Research

My research has mostly revolved around the general topic of deep reinforcement learning (RL). Currently, I am interested in investigating the adversarial robustness of reinforcement learning algorithms in order to stabilize deep RL training as well as improve generalization.

Reliable Reinforcement Learning

Replicable Reinforcement Learning

Replicability has proven to be a key concern in the field of machine learning and especially reinforcement learning. In this paper, we introduce a formal notion of Replicable Reinforcement Learning. A Replicable Reinforcement Learning algorithm produces (whp.) identical policies, value functions or MDPs across two runs of the same algorithm. In our work we provide a first set of formally replicable algorithms for sample-based value iteration and exploration. First, we assume the generative model setting with access to a parallel sampling sub-routine. In this setting, our first algorithm called Replicable Phased Value Iteration replicably produces the exact same value function across two runs. Then, we consider the episodic setting where an agent needs to explore the environment. Our Rep. Episodic R-Max finds a sequence of replicable known state-actions pairs to compute identical MDPs across different runs showing that exploration can be done replicably. We also experimentally validate our algorithms. We show they do have some sample-complexity overhead but it is not as large as theory would suggest.

Structure in Reinforcement Learning Agents

Composuite: A Compositional Reinforcement Learning Benchmark

In my first paper as a PhD student, we created a benchmark called CompoSuite to analyze the compositionality of RL algorithms. CompoSuite consists of 256 distinct tasks that are designed compositionally. Each task requires the agent to use a robot arm to manipulate an object and achieve an objective while avoiding an obstacle. To enable RL training, each task comes with shaped reward functions. In CompoSuite, reasoning via composition should enable an agent to transfer knowledge across tasks. We show that a compositional learner is able to learn all possible tasks and can zero-shot transfer to unseen tasks while a classical multi-task learner has trouble generalizing.

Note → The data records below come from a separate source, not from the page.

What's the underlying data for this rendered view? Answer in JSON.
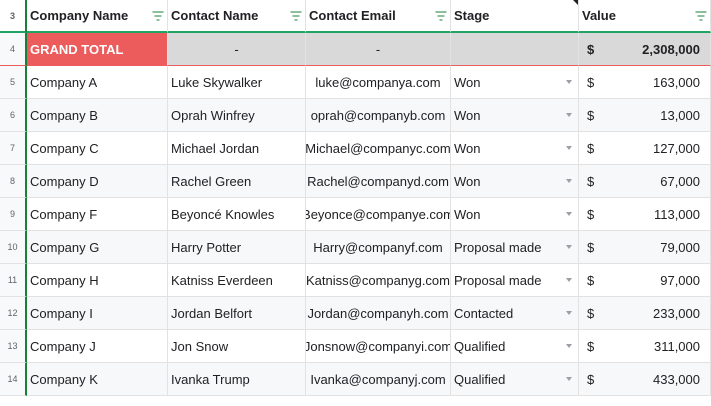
{
  "headers": {
    "row_number": "3",
    "company": "Company Name",
    "contact": "Contact Name",
    "email": "Contact Email",
    "stage": "Stage",
    "value": "Value"
  },
  "total": {
    "row_number": "4",
    "label": "GRAND TOTAL",
    "contact": "-",
    "email": "-",
    "currency": "$",
    "value": "2,308,000"
  },
  "rows": [
    {
      "n": "5",
      "company": "Company A",
      "contact": "Luke Skywalker",
      "email": "luke@companya.com",
      "stage": "Won",
      "currency": "$",
      "value": "163,000"
    },
    {
      "n": "6",
      "company": "Company B",
      "contact": "Oprah Winfrey",
      "email": "oprah@companyb.com",
      "stage": "Won",
      "currency": "$",
      "value": "13,000"
    },
    {
      "n": "7",
      "company": "Company C",
      "contact": "Michael Jordan",
      "email": "Michael@companyc.com",
      "stage": "Won",
      "currency": "$",
      "value": "127,000"
    },
    {
      "n": "8",
      "company": "Company D",
      "contact": "Rachel Green",
      "email": "Rachel@companyd.com",
      "stage": "Won",
      "currency": "$",
      "value": "67,000"
    },
    {
      "n": "9",
      "company": "Company F",
      "contact": "Beyoncé Knowles",
      "email": "Beyonce@companye.com",
      "stage": "Won",
      "currency": "$",
      "value": "113,000"
    },
    {
      "n": "10",
      "company": "Company G",
      "contact": "Harry Potter",
      "email": "Harry@companyf.com",
      "stage": "Proposal made",
      "currency": "$",
      "value": "79,000"
    },
    {
      "n": "11",
      "company": "Company H",
      "contact": "Katniss Everdeen",
      "email": "Katniss@companyg.com",
      "stage": "Proposal made",
      "currency": "$",
      "value": "97,000"
    },
    {
      "n": "12",
      "company": "Company I",
      "contact": "Jordan Belfort",
      "email": "Jordan@companyh.com",
      "stage": "Contacted",
      "currency": "$",
      "value": "233,000"
    },
    {
      "n": "13",
      "company": "Company J",
      "contact": "Jon Snow",
      "email": "Jonsnow@companyi.com",
      "stage": "Qualified",
      "currency": "$",
      "value": "311,000"
    },
    {
      "n": "14",
      "company": "Company K",
      "contact": "Ivanka Trump",
      "email": "Ivanka@companyj.com",
      "stage": "Qualified",
      "currency": "$",
      "value": "433,000"
    }
  ],
  "colors": {
    "accent": "#21a366",
    "total_label_bg": "#ec5c5c",
    "total_row_bg": "#d9d9d9"
  }
}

Structured Object-Aware State Representation Learning

For my Master’s thesis, I worked on object-aware state representations for deep (RL). We used a dynamics prediction model to extract concrete positions and velocities from visual observations. Positions and velocities are encoded in a structured latent space and used for world-model prediction. We showed how these structured representations can be used for planning and model-based RL and how they can speed up model-free reinforcement learning training. Part of the work conducted during the thesis was then published in our work on Structured Object-Aware Physics Prediction for Video Modeling and Planning at ICLR 2020.

Deep and Hierarchical Reinforcement Learning

Learning to play StarCraft II

During my Master’s degree, I first got in contact with the subject of RL in a research project at Jan Peter’s lab. We created an open-source repository to reproduce the results of the first paper learning to play parts of the real-time strategy video game StarCraft II (SC2)1. The code and report are available here. In a separate strain of follow-up work, we extended the implementation to include the then-new Proximal Policy Optimization2 algorithm which had not been tested on SC2. Additionally, we extended the Feudal Networks3 neural network architecture with spatially aware actions in the hopes of learning priors that can help transfer policy across games. The code with the extended content as well as the report can be found here.

Here is a video of the original A3C agent trained using our implementation :point_down:.

  1. StarCraft II: A New Challenge for Reinforcement Learning. Oriol Vinyals, et al. 2017. 

  2. Proximal Policy Optimization Algorithms. John Schulman, et al. 2017. 

  3. FeUdal Networks for Hierarchical Reinforcement Learning. Alexander Sasha Vezhnevets, et al. 2017.